ChatGPT Provides Solid Responses to Virtual Medical Questions
By Jonathan Springston, Editor, Relias Media
An artificial intelligence (AI) tool generated answers to online medical questions that were preferred over responses human physicians provided to the same questions. The notable quality and empathy demonstrated in the AI responses suggest such a tool could help clinicians better manage the heavy administrative burden of answering virtual patient questions.
Researchers studied medical questions posted in a public online social media forum, randomly drawing 195 exchanges that occurred in that space in October 2022. These exchanges included instances of someone asking a medical question and a verified physician responding. Investigators placed the original questions from these exchanges into ChatGPT, an AI chatbot assistant released in 2022.
The study authors presented the original questions and the responses to a group of licensed medical professionals (specifically, experts in pediatrics, geriatrics, internal medicine, oncology, infectious disease, and preventive medicine).
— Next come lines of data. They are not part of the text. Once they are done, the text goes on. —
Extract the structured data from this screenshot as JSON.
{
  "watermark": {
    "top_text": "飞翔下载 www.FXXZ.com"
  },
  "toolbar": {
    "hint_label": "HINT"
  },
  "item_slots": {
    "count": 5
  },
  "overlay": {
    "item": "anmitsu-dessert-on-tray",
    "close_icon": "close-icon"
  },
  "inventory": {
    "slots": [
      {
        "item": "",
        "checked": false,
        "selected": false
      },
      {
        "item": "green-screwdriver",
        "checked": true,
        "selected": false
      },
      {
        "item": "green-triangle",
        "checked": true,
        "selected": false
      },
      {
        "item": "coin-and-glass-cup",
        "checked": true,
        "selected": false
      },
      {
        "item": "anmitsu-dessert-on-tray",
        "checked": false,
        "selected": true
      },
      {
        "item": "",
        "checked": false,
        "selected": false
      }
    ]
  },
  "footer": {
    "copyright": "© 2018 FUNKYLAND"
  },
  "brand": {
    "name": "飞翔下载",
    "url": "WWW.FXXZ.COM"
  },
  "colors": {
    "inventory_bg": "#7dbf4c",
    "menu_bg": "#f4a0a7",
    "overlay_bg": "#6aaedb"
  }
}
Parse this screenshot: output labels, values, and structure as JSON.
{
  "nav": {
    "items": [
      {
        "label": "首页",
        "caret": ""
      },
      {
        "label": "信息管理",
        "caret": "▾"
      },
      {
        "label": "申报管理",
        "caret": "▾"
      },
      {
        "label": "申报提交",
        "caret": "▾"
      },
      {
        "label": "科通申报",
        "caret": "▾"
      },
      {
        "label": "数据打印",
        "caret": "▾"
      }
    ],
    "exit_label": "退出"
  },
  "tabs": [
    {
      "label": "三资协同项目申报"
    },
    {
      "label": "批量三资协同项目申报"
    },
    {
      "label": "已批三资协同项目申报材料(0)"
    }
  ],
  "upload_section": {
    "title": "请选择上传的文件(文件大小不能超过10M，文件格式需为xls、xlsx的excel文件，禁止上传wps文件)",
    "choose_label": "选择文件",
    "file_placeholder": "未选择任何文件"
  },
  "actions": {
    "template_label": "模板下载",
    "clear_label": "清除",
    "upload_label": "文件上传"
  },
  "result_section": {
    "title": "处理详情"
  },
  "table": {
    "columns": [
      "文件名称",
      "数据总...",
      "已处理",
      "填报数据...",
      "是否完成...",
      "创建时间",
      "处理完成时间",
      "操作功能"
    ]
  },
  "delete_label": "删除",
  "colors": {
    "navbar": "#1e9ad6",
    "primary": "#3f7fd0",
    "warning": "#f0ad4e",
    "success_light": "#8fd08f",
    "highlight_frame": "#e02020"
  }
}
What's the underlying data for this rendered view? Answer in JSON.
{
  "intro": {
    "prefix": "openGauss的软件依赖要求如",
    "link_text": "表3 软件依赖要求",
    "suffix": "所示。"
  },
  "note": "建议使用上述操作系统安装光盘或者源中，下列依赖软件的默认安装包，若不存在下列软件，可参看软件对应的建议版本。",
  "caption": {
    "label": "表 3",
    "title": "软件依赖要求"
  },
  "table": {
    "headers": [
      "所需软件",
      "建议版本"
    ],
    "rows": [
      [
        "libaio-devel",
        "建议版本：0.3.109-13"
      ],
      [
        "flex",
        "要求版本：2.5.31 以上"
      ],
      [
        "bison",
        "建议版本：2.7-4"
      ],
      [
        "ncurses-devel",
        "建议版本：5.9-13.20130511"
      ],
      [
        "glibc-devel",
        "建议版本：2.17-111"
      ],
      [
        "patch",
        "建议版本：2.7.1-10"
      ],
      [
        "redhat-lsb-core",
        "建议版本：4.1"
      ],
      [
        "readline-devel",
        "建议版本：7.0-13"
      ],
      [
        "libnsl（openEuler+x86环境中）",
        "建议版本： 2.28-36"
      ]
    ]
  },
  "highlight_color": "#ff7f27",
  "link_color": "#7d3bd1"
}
These expert providers were unaware if answers had been generated by a human physician or by ChatGPT. Panel members had to judge which response was better, which contained better quality information (very poor, poor, acceptable, good, or very good), and to what degree the response was empathetic (not empathetic, slightly empathetic, moderately empathetic, empathetic, and very empathetic).
The judges preferred the chatbot responses to the physician responses 78.6% of the time. The mean rating for chatbot responses was better than “good.” On average, the judges rated physicians’ responses 21% lower (“acceptable”). The licensed experts rated the physician responses 41% less empathetic than chatbot answers (“slightly empathetic” for physicians, “empathetic” for ChatGPT).
“We do not know how chatbots will perform responding to patient questions in a clinical setting, yet the present study should motivate research into the adoption of AI assistants for messaging,” the authors concluded. “In addition to improving workflow, investments into AI assistant messaging could affect patient outcomes. If more patients’ questions are answered quickly, with empathy, and to a high standard, it might reduce unnecessary clinical visits, freeing up resources for those who need them.”
These investigators were motivated to conduct this study because of the rise of virtual health during the COVID-19 pandemic. The authors reported there has been a 1.6-fold increase in the number of virtual patient questions posed in electronic health records, adding 2.3 extra minutes of extra work per question. In turn, this administrative workload adds to stress and burnout.
"The demand for doctors to answer questions via electronic patient messaging these days is overwhelming, so it is not a surprise that physicians not only are experiencing burnout, but also that the quality of those answers sometimes suffers. This study is evidence that AI tools can make doctors more efficient and accurate, and patients happier and healthier," said study co-author Mark Dredze, an associate professor of computer science at Johns Hopkins University's Whiting School of Engineering.
It is not unheard of to use chatbots in medical care. Health systems have used digital chatbots to send information to patients via cellphones. This includes personalized information about schedules, lab statuses, and other aspects of the patient experience. Case managers have used chatbots to monitor their clients’ health status remotely.
In the ChatGPT study, the authors noted the chatbot responses contained more words, on average, than human responses (211 words vs. 52 words). Thus, the researchers suggested the expert judges could have equated longer answers with more empathy. Another blind spot is the fact no one fact-checked the ChatGPT answers for accuracy.
“While this cross-sectional study has demonstrated promising results in the use of AI assistants for patient questions, it is crucial to note that further research is necessary before any definitive conclusions can be made regarding their potential effect in clinical settings,” the authors added.